Starting in the 1970s and into the early 1990s, the socialized healthcare provider treated accident victims, mothers who had recently given birth, hemophiliacs, and others with factor concentrate. This blood product was pooled from blood plasma concentrated from potentially thousands of donors.
The fact that the products, often imported from the U.S. under the names Factor VIII and Factor IX, drew on so many donors greatly increased their chances of being tainted with disease. This risk was elevated by a reliance on U.S. drug addicts and prisoners who were paid to donate and a lack of testing.
By 1983, it was already apparent people were being infected. Infectious disease expert Dr Spence Galbraith asked for U.S. blood products to be withdrawn until issues with HIV infection were better understood. He was ignored. The NHS did not even begin heat-treating blood products to reduce the risk of infections until 1985,
The chairman of the Infected Blood Inquiry, former judge Sir Brian Langstaff, described the scandal as “horrifying.” He confirmed the government and health authorities engaged in “downright deception” in an effort to cover-up it up, including the destruction of documents.
“This disaster was not an accident. The infections happened because those in authority — doctors, the blood services and successive governments — did not put patient safety first,” he stated.

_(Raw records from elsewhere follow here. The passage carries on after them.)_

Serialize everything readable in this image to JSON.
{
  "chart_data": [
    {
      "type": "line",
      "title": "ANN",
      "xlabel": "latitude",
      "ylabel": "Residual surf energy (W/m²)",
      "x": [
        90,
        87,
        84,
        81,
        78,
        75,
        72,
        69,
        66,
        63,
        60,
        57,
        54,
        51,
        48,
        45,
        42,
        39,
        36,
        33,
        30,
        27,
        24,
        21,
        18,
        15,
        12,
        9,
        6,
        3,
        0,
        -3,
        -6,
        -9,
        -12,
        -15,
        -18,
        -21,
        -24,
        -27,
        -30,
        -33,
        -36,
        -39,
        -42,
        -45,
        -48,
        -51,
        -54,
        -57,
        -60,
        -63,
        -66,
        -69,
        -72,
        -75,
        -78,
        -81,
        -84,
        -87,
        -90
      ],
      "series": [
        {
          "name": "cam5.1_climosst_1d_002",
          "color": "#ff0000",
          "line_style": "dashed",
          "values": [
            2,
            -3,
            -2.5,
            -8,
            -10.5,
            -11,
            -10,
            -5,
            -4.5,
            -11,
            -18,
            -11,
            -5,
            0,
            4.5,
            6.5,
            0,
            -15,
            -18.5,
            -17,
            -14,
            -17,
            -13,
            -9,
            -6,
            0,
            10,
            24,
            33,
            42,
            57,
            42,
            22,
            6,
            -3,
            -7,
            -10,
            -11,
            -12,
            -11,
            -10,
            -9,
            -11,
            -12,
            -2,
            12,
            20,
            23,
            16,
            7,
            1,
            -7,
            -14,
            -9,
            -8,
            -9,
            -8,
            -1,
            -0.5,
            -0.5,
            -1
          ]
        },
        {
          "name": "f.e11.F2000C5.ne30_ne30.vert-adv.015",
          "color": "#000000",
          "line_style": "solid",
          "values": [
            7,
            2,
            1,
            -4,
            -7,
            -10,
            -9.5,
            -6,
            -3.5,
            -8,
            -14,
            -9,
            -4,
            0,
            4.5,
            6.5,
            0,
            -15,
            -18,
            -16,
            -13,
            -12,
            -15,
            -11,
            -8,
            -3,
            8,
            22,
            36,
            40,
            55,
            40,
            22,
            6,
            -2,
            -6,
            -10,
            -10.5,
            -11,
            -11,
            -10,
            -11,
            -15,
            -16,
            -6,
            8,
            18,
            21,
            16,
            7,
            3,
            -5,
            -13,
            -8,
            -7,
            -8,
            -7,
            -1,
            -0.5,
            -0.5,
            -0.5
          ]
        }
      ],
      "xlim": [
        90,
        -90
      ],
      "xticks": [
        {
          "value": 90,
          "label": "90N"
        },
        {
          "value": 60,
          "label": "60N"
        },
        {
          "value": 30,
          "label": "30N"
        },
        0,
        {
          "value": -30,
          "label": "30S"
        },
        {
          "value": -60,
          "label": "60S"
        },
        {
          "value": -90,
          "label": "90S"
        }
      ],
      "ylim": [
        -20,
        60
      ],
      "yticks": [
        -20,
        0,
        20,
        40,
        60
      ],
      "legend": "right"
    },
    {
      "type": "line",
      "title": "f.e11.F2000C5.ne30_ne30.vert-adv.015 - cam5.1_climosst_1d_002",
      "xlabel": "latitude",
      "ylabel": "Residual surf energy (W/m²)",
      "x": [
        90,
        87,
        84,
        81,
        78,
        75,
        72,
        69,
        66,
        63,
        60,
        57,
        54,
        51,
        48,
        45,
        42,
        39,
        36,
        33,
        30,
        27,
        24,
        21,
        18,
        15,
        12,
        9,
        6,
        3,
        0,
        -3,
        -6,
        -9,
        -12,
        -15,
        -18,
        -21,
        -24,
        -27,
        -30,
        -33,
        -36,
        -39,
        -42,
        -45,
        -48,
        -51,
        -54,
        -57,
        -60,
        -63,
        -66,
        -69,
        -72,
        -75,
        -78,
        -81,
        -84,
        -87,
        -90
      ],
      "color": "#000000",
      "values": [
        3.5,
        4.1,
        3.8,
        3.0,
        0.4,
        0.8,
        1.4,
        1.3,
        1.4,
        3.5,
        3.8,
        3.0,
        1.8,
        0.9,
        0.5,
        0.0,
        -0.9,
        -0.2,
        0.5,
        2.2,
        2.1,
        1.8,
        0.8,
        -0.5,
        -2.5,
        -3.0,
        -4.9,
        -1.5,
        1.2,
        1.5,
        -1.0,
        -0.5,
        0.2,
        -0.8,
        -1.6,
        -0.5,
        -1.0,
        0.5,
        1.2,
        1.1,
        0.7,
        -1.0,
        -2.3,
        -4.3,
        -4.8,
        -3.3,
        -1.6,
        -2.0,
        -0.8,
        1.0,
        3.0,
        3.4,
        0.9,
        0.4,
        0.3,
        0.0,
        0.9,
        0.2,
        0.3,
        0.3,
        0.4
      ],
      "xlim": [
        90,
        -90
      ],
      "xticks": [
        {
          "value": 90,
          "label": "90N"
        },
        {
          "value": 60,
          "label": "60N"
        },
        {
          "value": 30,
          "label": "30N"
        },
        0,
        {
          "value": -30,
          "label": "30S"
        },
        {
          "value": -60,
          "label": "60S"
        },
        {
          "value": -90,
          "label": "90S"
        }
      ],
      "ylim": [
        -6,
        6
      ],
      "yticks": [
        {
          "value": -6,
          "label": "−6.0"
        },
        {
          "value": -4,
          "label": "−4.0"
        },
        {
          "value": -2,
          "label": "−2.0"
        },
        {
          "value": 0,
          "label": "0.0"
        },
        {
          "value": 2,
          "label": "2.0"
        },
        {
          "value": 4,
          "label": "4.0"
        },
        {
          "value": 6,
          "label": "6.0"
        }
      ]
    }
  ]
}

Langstaff’s inquiry, which has taken five years, was only authorized in 2017. H said it was hampered by “institutional defensiveness” on the part of the NHS and government, as well as the passage of time. Many relevant persons died before it began working, or managed to claim they were too old to give evidence.
‘GASLIT FOR GENERATIONS.’
“We’ve been gaslit for generations and this report today brings an end to that,” said Sue Wathen of the Tainted Blood campaign, welcoming the inquiry’s findings.
Of over 30,000 people believed to have been infected by the NHS, almost 400 were children. Many of them died either before or shortly after reaching adulthood. Around 3,000 people died overall, without ever being compensated.
Interim compensation payments of just £100,000 (~$127,000) have already been made to around 4,000 infected patients and surviving family members. However, no current or former government or health officials have been prosecuted.